ANKARA – Kobanê Davası’nda savunma yapan Avukat Erhan Ürküt, suçlama konusu yapılan eylemlere tepki göstererek, “Sanığın örgütsel birtakım eylemlerinin olduğu yazıyor. Ali Ürküt'ün ‘kardeş kanı akmasın’ demesi mi örgütsel eylem?” diye sordu.
DAİŞ'in Kobanê’ye yönelik saldırısının ardından Kurdistan ve Türkiye’de 6-8 Ekim 2014 tarihinde başlayan eylemler gerekçe gösterilerek Halkların Demokratik Partisi (HDP) eski Eş Genel Başkanları Figen Yüksekdağ ve Selahattin Demirtaş’ın da aralarında bulunduğu 18’i tutuklu 108 isim hakkında açılan dava sürüyor. Kamuoyunda "Kobanê Davası" olarak bilinen davanın 34’üncü duruşmasının 3’üncü periyodu bugün Sincan Kapalı Cezaevi Kampüsünde bulunan Ankara 22’nci Ağır Ceza Mahkemesi'nde görüldü. Duruşma, tutuklu yargılanan siyasetçi Ali Ürküt’ün avukatı Erhan Ürküt’ün savunmasıyla devam etti.
‘TOPLANTI ÜZERİNE ÖNÜMÜZDE 2 MİLYON KAĞIT VAR’
Kobanê Davası’nda somut bir suçlamanın bulunmadığına dikkat çeken Ürküt, “Olayın özü MYK toplantısına katıldın, mı katılmadın mı? Katıldıysan vay haline, katılmadıysan da vay haline. Bu toplantı meselesi üzerine 2 milyon kağıt var önümüzde. ANF sitesinin haberleri sık sık iddianamede ve mütalaada paylaşılmıştır. Biz iyi biliyoruz, BTK'dan da sorulmasını istiyoruz: İddia edilen 19 Eylül 2014 ile 30 Aralık 2020 tarihleri arasında ANF haber ajansına Türkiye'den erişim var mı yok mu? Erişim yoksa Ali Ürküt ANF haber ajansından paylaşılan örgütün talimatlarından nasıl haberdar oldu. Tüm açıklamaları nasıl okudu? İddia makamı bunu delilleriyle ortaya koymak zorundadır. Bizler birçok habere dosyaya ile ulaştık” diye konuştu.
‘ÜRKÜT’ÜN KANDİLE GİTTİĞİNE DAİR SOMUT KANIT YOK’

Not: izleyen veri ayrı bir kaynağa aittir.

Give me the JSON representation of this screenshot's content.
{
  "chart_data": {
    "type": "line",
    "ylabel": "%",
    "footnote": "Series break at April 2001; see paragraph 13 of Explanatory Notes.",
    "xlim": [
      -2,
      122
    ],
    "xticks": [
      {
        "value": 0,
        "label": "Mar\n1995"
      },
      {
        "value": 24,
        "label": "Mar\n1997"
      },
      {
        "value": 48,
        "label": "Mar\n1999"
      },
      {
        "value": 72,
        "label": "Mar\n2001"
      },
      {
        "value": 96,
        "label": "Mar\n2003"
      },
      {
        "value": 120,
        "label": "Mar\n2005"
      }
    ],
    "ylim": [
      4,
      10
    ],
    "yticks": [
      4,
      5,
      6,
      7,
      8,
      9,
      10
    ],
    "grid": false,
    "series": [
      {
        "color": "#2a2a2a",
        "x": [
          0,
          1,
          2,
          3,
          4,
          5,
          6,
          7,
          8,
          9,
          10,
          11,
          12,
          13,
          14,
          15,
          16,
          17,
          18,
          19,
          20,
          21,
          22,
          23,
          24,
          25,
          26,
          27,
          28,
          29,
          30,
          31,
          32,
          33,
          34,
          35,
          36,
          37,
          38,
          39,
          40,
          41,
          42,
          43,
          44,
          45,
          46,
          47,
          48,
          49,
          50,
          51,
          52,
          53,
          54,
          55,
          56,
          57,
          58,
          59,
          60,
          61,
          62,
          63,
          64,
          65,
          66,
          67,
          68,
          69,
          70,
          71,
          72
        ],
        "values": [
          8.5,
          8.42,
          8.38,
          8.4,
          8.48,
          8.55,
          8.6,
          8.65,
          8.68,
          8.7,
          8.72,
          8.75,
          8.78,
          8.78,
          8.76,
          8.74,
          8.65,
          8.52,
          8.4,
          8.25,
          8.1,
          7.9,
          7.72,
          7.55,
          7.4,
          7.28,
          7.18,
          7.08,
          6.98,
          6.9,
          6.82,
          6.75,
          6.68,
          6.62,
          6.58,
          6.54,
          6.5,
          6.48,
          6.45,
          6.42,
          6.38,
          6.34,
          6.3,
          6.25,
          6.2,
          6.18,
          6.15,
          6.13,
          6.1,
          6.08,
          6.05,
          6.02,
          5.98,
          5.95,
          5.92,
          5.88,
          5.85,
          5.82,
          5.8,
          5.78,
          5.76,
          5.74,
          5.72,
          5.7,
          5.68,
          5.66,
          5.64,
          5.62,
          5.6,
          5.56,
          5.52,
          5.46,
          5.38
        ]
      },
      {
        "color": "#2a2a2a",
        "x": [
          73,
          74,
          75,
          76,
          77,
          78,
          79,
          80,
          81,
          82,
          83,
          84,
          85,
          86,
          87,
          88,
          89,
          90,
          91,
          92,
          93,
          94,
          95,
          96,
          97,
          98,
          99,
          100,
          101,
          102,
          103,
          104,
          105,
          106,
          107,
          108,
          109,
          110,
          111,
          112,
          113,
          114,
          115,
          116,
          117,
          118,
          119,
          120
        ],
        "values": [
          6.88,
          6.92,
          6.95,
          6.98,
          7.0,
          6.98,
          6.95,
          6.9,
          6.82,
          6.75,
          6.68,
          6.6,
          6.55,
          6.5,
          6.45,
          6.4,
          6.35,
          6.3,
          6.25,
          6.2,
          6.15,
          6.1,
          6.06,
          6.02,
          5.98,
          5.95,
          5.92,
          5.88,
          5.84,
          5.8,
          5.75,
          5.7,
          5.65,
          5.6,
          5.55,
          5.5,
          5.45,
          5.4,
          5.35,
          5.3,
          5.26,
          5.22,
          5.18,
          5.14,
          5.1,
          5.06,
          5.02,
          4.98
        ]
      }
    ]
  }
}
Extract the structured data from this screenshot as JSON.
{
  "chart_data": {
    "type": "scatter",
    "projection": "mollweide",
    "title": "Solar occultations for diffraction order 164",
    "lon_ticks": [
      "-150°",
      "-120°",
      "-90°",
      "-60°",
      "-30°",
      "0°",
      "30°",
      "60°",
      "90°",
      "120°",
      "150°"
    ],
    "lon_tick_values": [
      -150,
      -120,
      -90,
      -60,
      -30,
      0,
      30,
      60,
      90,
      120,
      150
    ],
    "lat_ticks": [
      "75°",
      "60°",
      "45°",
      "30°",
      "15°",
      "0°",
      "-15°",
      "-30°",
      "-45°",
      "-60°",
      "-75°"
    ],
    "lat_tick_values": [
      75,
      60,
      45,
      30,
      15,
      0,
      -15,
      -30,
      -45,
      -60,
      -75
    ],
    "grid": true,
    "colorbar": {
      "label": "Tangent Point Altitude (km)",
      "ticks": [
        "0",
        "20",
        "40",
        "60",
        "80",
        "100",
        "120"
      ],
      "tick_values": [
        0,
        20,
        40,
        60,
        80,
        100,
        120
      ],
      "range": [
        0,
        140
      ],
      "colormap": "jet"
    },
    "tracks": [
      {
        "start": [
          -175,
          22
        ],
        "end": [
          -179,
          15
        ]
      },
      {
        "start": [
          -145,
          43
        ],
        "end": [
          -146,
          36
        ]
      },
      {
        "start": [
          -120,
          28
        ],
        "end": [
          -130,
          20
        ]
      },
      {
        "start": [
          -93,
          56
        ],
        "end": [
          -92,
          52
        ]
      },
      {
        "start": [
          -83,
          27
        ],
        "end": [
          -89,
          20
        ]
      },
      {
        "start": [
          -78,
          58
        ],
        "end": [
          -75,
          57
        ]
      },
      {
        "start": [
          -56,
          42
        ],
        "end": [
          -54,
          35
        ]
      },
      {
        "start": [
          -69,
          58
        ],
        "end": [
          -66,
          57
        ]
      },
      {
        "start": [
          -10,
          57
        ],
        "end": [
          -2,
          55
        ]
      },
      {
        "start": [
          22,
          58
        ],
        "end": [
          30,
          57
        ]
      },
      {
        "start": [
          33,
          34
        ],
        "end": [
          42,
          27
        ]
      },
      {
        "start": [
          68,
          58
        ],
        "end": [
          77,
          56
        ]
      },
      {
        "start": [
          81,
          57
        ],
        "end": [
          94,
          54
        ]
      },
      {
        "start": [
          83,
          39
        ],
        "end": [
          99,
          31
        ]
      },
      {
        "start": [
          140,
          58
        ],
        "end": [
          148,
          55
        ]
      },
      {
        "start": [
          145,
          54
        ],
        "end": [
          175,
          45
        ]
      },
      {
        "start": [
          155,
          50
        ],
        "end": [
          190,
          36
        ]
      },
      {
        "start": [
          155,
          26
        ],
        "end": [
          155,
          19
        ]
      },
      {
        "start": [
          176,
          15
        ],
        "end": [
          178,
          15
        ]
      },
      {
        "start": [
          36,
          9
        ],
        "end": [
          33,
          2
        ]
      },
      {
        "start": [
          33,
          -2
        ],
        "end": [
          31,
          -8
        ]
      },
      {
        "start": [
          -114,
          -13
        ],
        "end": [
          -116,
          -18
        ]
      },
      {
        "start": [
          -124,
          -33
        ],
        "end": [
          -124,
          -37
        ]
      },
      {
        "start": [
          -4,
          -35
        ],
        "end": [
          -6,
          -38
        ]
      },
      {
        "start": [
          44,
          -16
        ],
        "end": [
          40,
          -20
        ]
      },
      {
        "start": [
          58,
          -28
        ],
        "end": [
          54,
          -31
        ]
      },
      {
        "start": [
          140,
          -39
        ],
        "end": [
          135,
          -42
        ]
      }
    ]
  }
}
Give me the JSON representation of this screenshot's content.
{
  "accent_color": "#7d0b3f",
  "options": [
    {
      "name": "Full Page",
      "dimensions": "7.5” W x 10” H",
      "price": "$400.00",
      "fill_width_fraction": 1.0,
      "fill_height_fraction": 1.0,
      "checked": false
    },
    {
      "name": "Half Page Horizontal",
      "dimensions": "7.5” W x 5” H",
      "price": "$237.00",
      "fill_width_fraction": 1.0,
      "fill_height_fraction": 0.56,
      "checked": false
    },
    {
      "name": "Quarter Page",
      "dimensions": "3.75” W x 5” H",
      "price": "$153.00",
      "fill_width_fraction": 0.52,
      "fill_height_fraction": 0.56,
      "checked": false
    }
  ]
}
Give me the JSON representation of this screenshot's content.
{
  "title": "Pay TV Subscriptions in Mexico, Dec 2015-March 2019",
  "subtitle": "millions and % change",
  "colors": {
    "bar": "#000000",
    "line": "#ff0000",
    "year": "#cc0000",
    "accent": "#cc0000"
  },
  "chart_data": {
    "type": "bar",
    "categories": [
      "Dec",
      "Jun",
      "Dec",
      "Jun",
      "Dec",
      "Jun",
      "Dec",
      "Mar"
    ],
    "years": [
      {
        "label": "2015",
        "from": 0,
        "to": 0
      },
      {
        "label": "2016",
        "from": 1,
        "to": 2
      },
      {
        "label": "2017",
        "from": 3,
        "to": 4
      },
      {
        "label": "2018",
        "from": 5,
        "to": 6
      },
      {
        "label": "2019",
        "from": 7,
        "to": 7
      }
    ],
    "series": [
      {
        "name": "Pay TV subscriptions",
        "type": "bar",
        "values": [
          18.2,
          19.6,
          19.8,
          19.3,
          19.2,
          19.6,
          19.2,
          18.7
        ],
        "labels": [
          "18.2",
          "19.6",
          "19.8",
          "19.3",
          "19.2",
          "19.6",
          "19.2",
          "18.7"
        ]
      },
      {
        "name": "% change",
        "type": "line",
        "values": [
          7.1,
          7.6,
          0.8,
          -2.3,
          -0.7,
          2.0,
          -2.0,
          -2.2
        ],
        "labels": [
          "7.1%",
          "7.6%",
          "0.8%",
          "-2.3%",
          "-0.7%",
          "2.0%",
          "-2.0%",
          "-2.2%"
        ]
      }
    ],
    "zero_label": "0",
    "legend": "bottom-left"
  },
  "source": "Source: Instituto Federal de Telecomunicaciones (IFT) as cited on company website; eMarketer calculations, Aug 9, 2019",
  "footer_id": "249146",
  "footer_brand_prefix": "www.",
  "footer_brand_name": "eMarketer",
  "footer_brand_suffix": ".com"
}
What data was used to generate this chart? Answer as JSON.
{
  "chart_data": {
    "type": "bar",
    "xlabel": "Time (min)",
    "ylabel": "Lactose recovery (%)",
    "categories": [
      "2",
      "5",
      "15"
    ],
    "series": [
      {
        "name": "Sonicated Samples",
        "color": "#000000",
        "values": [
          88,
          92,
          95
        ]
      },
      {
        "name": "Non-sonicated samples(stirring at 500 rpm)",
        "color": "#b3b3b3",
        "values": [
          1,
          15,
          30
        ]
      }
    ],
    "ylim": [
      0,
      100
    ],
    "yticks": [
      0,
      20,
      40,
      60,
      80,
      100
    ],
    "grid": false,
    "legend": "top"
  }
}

İddia makamının eski defterleri karıştırdığını söyleyen Ürküt, şunları belirtti: “Müvekkilin yasa dışı örgüt üyesi olduğuna dair kesin bir hüküm yok. Yasalarla kurulmuş siyasi parti yöneticisi olduğu bir dönemde yapmış olduğu bir açıklama karşımıza Kobanê olaylarının gerekçesi olarak çıkıyor. Hikayeleri okumaya devam ediyoruz anlayacağınız. İddia makamı, ‘Sanığın, Şırnak-Habur Kara Terminalinden 01 Temmuz 2012 tarihinde yurtdışına giriş çıkışları tespit edilmiştir. Sanığın bu tarihte Kandil'e gittiği ihtimalinin çok yüksek olduğu anlaşılmıştır’ diyor. İddia makamının öngörüsüne hayran olduğumu belirtemem gerek. Bu nasıl bir iddiadır! Ali Ürküt’ün 2012'de Kandile gittiğine dair somut bir belge yok. Fotoğraf, video kaydı veya bir tanık beyanı dahi yok. Dosyayı çocuk oyuncağına çevirdiniz. İnsanların hayatı ile oynuyorsunuz.”
‘ÖRGÜTSEL EYLEMLER NEDİR?’
Ürküt son olarak suçlama konusu yapılan eylemlere dikkat çekerek, “Yüksek Seçim Kurulu (YSK) milletvekili adayı olmanız için adli sicil kaydı ister. Eğer adli sicil kaydınızda bir şey yoksa aday olursunuz. İddia makamı yasalarla kurulmuş bir partiden milletvekili adayı olmayı örgüt üyesi olarak nitelendiriyorsa muhtemelen bizim bilmediğimiz ve kendisinin doğaüstü güçlerle ele geçirdiği yasaları vardır. Bunların dışında 25 Kasım 2019 tarihli deliller bölümüne alınan Araştırma Tutanağında sanığın örgütsel birtakım eylemlerinin olduğu yazıyor. Nedir bunlar? Ali Ürküt'ün ‘kardeş kanı akmasın’ demesi mi örgütsel eylem?” dedi.
Duruşmaya yarın devam edilmek üzere ara verildi.